We reaffirm that justification is by grace alone through faith alone because of Christ alone. In justification Christ’s righteousness is imputed to us as the only possible satisfaction of God’s perfect justice.
   We deny that justification rests on any merit to be found in us, or upon the grounds of an infusion of Christ’s righteousness in us; or that an institution claiming to be a church that denies or condemns sola fide can be recognised as a legitimate church.

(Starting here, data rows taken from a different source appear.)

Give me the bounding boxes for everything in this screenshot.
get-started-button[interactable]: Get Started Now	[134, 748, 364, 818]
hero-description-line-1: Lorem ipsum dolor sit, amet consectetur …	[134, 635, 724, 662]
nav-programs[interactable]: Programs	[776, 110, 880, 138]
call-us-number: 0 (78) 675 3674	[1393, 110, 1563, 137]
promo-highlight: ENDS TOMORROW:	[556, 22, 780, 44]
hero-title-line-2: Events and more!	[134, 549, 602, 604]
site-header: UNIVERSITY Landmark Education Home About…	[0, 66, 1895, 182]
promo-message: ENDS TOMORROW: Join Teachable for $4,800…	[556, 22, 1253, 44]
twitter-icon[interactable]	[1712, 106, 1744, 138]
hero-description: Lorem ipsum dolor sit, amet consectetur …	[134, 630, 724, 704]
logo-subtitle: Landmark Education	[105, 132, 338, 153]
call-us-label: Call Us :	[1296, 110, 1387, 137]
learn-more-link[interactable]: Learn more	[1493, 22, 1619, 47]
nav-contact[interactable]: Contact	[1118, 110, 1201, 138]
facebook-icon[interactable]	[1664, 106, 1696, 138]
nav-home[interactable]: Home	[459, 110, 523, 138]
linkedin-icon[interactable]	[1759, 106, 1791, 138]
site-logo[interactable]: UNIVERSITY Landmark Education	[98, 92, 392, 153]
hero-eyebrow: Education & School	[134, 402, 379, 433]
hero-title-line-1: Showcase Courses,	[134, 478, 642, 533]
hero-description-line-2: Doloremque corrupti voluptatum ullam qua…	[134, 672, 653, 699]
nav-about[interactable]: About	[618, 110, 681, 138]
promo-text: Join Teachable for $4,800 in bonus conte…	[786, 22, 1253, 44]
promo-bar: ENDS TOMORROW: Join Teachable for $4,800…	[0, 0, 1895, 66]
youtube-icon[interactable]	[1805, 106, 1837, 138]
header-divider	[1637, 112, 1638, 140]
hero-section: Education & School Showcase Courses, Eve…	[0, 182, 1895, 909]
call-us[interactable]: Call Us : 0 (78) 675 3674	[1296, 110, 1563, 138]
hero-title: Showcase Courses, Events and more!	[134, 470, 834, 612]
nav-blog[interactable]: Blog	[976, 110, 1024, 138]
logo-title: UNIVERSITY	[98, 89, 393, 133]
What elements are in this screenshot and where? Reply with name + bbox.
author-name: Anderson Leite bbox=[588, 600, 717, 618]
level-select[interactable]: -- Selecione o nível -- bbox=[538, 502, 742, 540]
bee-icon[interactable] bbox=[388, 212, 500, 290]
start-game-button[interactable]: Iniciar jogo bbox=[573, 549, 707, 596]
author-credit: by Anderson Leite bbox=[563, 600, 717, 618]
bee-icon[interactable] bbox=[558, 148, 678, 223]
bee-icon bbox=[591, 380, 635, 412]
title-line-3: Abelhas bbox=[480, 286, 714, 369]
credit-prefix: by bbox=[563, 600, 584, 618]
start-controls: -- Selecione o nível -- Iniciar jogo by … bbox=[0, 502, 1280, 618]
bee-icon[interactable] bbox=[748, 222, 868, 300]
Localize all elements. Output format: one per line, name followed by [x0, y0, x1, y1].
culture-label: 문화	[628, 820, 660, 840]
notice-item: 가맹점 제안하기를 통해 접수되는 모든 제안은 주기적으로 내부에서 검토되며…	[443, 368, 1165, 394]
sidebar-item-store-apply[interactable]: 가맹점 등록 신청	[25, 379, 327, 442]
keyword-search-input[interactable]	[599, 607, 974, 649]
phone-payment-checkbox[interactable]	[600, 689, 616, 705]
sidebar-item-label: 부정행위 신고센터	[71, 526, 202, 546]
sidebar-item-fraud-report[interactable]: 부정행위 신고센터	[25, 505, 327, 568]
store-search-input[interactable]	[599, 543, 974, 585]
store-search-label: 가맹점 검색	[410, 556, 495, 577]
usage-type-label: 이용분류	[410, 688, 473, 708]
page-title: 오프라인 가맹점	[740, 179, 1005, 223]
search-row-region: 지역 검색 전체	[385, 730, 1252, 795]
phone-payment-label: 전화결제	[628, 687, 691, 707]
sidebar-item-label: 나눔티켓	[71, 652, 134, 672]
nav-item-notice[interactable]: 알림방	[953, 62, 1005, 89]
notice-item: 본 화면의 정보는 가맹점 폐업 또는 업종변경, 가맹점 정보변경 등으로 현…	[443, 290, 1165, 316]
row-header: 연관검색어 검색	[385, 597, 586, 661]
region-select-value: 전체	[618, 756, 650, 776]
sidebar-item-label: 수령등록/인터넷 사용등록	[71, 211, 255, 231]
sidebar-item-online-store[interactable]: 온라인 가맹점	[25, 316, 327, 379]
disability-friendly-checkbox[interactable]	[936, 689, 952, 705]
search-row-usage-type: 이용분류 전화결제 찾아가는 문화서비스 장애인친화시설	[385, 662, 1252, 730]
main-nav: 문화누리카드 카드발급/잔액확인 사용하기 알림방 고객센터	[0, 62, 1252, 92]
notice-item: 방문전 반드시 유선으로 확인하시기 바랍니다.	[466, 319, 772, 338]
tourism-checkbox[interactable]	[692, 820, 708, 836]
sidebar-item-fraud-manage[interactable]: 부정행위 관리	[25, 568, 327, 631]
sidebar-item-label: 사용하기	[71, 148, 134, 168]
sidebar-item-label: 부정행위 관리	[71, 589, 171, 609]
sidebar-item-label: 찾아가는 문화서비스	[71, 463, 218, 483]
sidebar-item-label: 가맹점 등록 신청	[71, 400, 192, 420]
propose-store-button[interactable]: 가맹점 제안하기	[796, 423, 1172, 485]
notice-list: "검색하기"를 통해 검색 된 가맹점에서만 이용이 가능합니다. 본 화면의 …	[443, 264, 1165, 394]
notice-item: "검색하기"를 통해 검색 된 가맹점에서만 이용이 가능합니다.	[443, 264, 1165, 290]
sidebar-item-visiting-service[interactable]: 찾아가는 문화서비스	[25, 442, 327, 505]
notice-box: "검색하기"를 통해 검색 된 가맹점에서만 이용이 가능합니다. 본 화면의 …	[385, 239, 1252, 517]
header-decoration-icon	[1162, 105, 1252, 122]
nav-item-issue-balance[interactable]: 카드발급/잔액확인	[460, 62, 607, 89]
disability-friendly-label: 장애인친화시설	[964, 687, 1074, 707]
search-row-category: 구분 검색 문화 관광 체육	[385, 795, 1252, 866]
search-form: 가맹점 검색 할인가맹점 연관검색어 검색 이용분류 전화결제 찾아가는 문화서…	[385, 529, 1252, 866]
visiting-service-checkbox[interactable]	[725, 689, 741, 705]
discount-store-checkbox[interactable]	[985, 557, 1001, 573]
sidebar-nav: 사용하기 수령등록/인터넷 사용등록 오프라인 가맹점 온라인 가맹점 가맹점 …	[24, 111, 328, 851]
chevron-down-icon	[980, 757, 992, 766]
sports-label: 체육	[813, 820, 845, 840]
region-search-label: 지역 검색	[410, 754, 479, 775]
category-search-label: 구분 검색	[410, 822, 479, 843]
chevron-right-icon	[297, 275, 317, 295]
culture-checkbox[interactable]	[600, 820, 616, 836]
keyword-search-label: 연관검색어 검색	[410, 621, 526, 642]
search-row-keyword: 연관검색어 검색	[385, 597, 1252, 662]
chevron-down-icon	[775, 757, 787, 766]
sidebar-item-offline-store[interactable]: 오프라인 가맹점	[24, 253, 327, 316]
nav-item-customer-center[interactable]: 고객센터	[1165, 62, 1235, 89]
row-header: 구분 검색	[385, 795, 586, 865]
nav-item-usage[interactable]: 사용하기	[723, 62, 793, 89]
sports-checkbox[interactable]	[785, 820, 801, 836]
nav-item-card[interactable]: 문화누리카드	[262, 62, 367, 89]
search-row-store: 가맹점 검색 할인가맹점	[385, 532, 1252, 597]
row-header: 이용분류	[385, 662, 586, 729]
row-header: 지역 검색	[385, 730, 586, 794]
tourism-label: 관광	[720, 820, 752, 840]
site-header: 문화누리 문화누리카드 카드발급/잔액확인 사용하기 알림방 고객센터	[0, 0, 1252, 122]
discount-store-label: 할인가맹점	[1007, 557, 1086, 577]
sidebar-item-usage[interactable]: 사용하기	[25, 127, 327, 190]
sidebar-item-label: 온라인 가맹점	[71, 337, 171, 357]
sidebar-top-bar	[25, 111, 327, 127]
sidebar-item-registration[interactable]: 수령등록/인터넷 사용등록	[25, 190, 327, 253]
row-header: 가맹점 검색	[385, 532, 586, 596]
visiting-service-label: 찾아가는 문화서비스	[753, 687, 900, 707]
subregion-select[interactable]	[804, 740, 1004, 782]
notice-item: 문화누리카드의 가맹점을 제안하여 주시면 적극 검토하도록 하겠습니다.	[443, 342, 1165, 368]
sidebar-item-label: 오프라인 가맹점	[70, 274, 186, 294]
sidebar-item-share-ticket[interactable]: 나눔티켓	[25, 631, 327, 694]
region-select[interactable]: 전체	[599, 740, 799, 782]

The erosion of God-centred worship

Wherever in the church biblical authority has been lost, Christ has been displaced, the gospel has been distorted, or faith has been perverted, it has always been for one reason: our interests have displaced God’s and we are doing his work in our way.
   The loss of God’s centrality in the life of today’s church is common and lamentable. It is this loss that allows us to transform worship into entertainment, gospel preaching into marketing, believing into technique, being good into feeling good about ourselves, and faithfulness into being successful.
   As a result, God, Christ and the Bible have come to mean too little to us and rest too inconsequentially upon us. God does not exist to satisfy human ambitions, cravings, the appetite for consumption, or our own private spiritual interests.
   We must focus on God in our worship, rather than the satisfaction of our personal needs. God is sovereign in worship; we are not. Our concern must be for God’s kingdom, not our own empires, popularity or success.
For the glory of God alone

We reaffirm that because salvation is of God and has been accomplished by God, it is for God’s glory and that we must glorify him always. We must live our entire lives before the face of God, under the authority of God and for his glory alone.
   We deny that we can properly glorify God if our worship is confused with entertainment, if we neglect either law or gospel in our preaching, or if self-improvement, self-esteem or self-fulfilment are allowed to become alternatives to the gospel.

A call to repentance and
   reformation

The faithfulness of the evangelical church in the past contrasts sharply with its unfaithfulness in the present.
   Earlier in [the twentieth] century, evangelical churches sustained a remarkable missionary endeavour, and built many religious institutions to serve the cause of biblical truth and Christ’s kingdom. That was a time when Christian behaviour and expectations were markedly different from those in the culture.
   Today they often are not. The evangelical world today is losing its biblical fidelity, moral compass and missionary zeal.
   We repent of our worldliness. We have been influenced by the ‘gospels’ of our secular culture, which are not gospels. We have weakened the church by our own lack of serious repentance, our blindness to the sins in ourselves which we see so clearly in others, and our inexcusable failure adequately to tell others about God’s saving work in Jesus Christ.
   We also earnestly call back erring professing evangelicals who have deviated from God’s Word in the matters discussed in this declaration.
   This includes those who declare that there is hope of eternal life apart from explicit faith in Jesus Christ, who claim that those who reject Christ in this life will be annihilated rather than endure the just judgement of God through eternal suffering, or who claim that evangelicals and Roman Catholics are one in Jesus Christ even where the biblical doctrine of justification is not believed.
   The Alliance of Confessing Evangelicals asks all Christians to give consideration to implementing this declaration in the church’s worship, ministry, policies, life and evangelism. For Christ’s sake. Amen.

The above declaration was drawn up by the Alliance of Confessing Evangelicals at their conference in Cambridge, Massachusetts, on 20 April 1996. Council members (in 1996): Dr John Armstrong, Rev. Alistair Begg, Dr James Boice, Dr W. Robert Godfrey, Dr John D. Hannah, Dr Michael S. Horton, Mrs Rosemary Jensen, Dr R. Albert Mohler Jr, Dr Robert M. Norris, Dr R. C. Sproul, Dr G. Edward Veith, Dr David Wells, Dr Luder Whitlock, Dr J. A. O. Preus III.